When it comes to dealing with mental issues, like all other ailments, the age-old adage ‘Prevention is better than cure,’ applies here too.
As per the Mental Health Foundation (UK), being mentally healthy doesn’t just mean that you don’t have a mental health problem. If you’re in good mental health, you can:
- make the most of your potential
- cope with life
- play a full part in your family, workplace, community and among friends.
It’s wise to assess our mental health from time to time in our fast-paced modern lives. Keep in mind that mental health and emotional well-being are just as important as physical health. And the truth is that mental and emotional health is never static.
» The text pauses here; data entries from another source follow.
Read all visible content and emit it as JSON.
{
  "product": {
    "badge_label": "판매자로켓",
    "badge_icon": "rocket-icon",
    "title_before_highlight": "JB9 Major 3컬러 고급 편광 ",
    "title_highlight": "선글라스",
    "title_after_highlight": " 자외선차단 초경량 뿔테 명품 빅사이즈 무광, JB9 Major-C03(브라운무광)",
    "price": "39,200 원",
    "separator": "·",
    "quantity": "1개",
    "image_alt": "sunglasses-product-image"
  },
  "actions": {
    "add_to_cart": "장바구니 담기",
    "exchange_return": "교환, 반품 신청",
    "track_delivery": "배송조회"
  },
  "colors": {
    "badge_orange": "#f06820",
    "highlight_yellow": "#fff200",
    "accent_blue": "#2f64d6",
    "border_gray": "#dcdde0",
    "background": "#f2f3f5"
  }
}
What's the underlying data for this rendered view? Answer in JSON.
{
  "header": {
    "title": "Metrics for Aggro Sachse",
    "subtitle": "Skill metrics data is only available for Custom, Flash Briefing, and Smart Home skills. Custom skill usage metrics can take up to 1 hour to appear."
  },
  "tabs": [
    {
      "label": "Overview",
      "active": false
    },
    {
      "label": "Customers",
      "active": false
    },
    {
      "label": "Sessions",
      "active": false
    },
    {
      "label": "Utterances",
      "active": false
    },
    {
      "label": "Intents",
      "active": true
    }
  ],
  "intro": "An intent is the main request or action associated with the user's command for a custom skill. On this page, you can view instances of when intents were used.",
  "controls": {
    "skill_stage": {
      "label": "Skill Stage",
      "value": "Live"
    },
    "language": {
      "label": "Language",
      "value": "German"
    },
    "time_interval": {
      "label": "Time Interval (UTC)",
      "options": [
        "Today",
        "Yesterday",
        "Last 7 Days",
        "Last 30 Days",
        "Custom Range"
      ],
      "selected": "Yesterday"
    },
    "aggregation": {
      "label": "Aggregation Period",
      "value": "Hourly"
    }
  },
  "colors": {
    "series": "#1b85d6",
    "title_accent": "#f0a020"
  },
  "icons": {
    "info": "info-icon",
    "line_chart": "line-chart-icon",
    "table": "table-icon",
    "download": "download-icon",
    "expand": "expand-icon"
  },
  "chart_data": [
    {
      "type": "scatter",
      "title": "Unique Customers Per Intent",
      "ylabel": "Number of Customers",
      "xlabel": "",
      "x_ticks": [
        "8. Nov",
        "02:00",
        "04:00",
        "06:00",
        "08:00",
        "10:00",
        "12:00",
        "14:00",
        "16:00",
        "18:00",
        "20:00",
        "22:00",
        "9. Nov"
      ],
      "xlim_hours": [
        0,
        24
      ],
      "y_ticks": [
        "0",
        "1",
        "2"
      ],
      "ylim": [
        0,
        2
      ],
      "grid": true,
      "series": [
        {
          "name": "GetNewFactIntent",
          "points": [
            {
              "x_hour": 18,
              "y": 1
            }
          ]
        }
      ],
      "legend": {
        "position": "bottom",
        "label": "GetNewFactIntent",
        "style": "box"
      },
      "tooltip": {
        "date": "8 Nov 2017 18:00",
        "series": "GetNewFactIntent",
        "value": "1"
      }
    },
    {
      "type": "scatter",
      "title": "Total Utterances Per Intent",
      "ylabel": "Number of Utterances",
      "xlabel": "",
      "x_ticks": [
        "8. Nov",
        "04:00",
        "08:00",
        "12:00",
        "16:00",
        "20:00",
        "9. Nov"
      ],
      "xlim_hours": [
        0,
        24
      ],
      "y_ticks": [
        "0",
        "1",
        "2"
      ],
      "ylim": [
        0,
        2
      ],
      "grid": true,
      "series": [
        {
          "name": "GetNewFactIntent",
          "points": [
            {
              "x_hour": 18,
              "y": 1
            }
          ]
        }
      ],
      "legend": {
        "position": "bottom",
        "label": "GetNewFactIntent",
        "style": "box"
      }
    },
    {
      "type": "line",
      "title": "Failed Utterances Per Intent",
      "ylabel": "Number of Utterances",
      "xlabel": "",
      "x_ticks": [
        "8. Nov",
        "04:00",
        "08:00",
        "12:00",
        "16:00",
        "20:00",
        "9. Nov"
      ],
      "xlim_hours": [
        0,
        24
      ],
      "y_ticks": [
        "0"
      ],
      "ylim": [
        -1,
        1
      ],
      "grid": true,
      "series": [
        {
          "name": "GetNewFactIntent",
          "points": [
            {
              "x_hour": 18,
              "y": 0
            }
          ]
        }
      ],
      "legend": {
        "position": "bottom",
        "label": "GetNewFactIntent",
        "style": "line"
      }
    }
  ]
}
Let’s be honest for a few seconds. We all have times when we feel anxious, stressed, overwhelmed, sad, rejected, offended or frightened. Most of the time those feelings pass. But sometimes they develop into a more serious problem, and no one is immune to this. It can happen to you, it can happen to me, it can happen to anyone. And we all approach a setback or adversity in our own unique and different ways. Sometimes, we bounce back easily and sometimes, it takes a long time to figure out effective solutions. This is why opening ourselves up and sharing our worries, fears and concerns with people whom we deeply trust can be a great step to safeguard our mental health and holistic well-being.
Here’s the bottom line: All of us will go through difficult and challenging circumstances at some point in our lives as we encounter changes, big and small, and move through different stages of life. So, paying attention to our mental well-being and taking good care of ourselves when the going gets tough, and seeking help if needed, is of paramount importance.